I create a Pod with Replica count of say 2, which runs an application ( a simple web-server), basically it's always running command - However due to mis-configuration, sometimes the command exits and the pod is then Terminated.
Due to default restartPolicy
of Always
the pod (and hence the container) is restarted and eventually the Pod status is CrashLoopBackOff
.
If I do a kubectl describe deployment
, it shows Condition as Progressing=True
and Available=False
.
This looks fine - the question is - how do I mark my deployment as 'failed' in the above case?
Adding a spec.ProgressDeadlineSeconds
doesn't seem to be having an effect.
Will simply saying restartPolicy
as Never
be enough in the Pod specification?
A related question, is there a way of getting this information as a trigger/webhook, without doing a rollout status
watch?
There is no Kubernetes concept for a "failed" deployment.

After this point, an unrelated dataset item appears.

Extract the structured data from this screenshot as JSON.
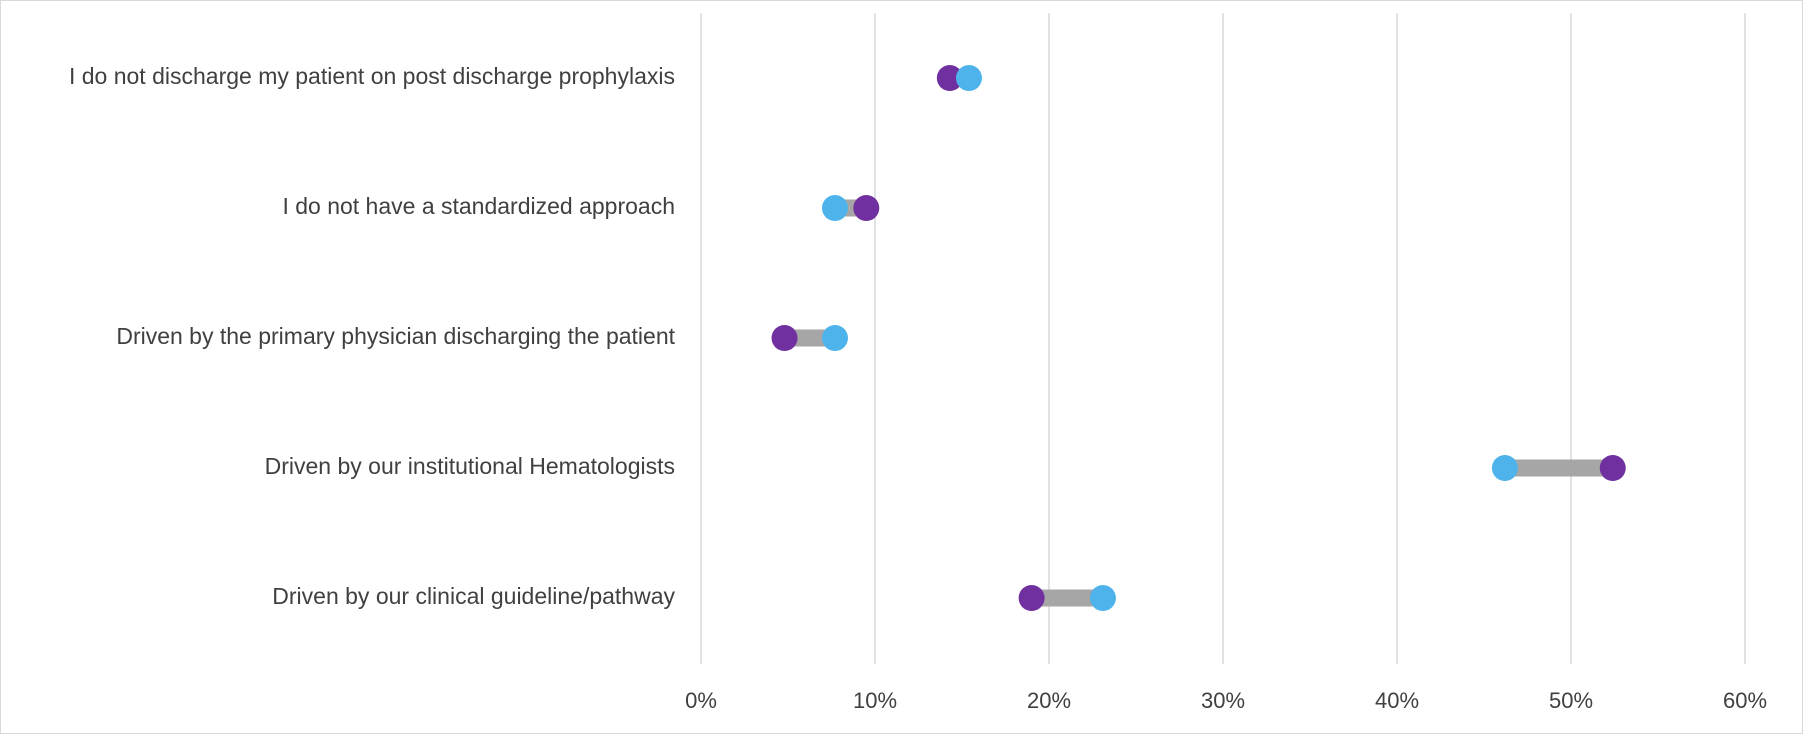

Editing a deployment registers your intent that the new ReplicaSet is to be created, and k8s will repeatedly try to make that intent happen. Any errors that are hit along the way will cause the rollout to block, but they will not cause k8s to abort the deployment.
AFAIK, the best you can do (as of 1.9) is to apply a deadline to the Deployment, which will add a Condition that you can detect when a deployment gets stuck; see https://kubernetes.io/docs/concepts/workloads/controllers/deployment/#failed-deployment and https://kubernetes.io/docs/concepts/workloads/controllers/deployment/#progress-deadline-seconds.
It's possible to overlay your own definitions of failure on top of the statuses that k8s provides, but this is quite difficult to do in a generic way; see this issue for a (long!) discussion on the current status of this: https://github.com/kubernetes/kubernetes/issues/1899
Here's some Python code (using pykube
) that I wrote a while ago that implements my own definition of ready; I abort my deploy script if this condition does not obtain after 5 minutes.
def _is_deployment_ready(d, deployment):
if not deployment.ready:
_log.debug('Deployment not completed.')
return False
if deployment.obj["status"]["replicas"] > deployment.replicas:
_log.debug('Old replicas not terminated.')
return False
selector = deployment.obj['spec']['selector']['matchLabels']
pods = Pod.objects(d.api).filter(namespace=d.namespace, selector=selector)
if not pods:
_log.info('No pods found.')
return False
for pod in pods:
_log.info('Is pod %s ready? %s.', pod.name, pod.ready)
if not pod.ready:
_log.debug('Pod status: %s', pod.obj['status'])
return False
_log.info('All pods ready.')
return True
Note the individual pod check, which is required because a deployment seems to be deemed 'ready' when the rollout completes (i.e. all pods are created), not when all of the pods are ready.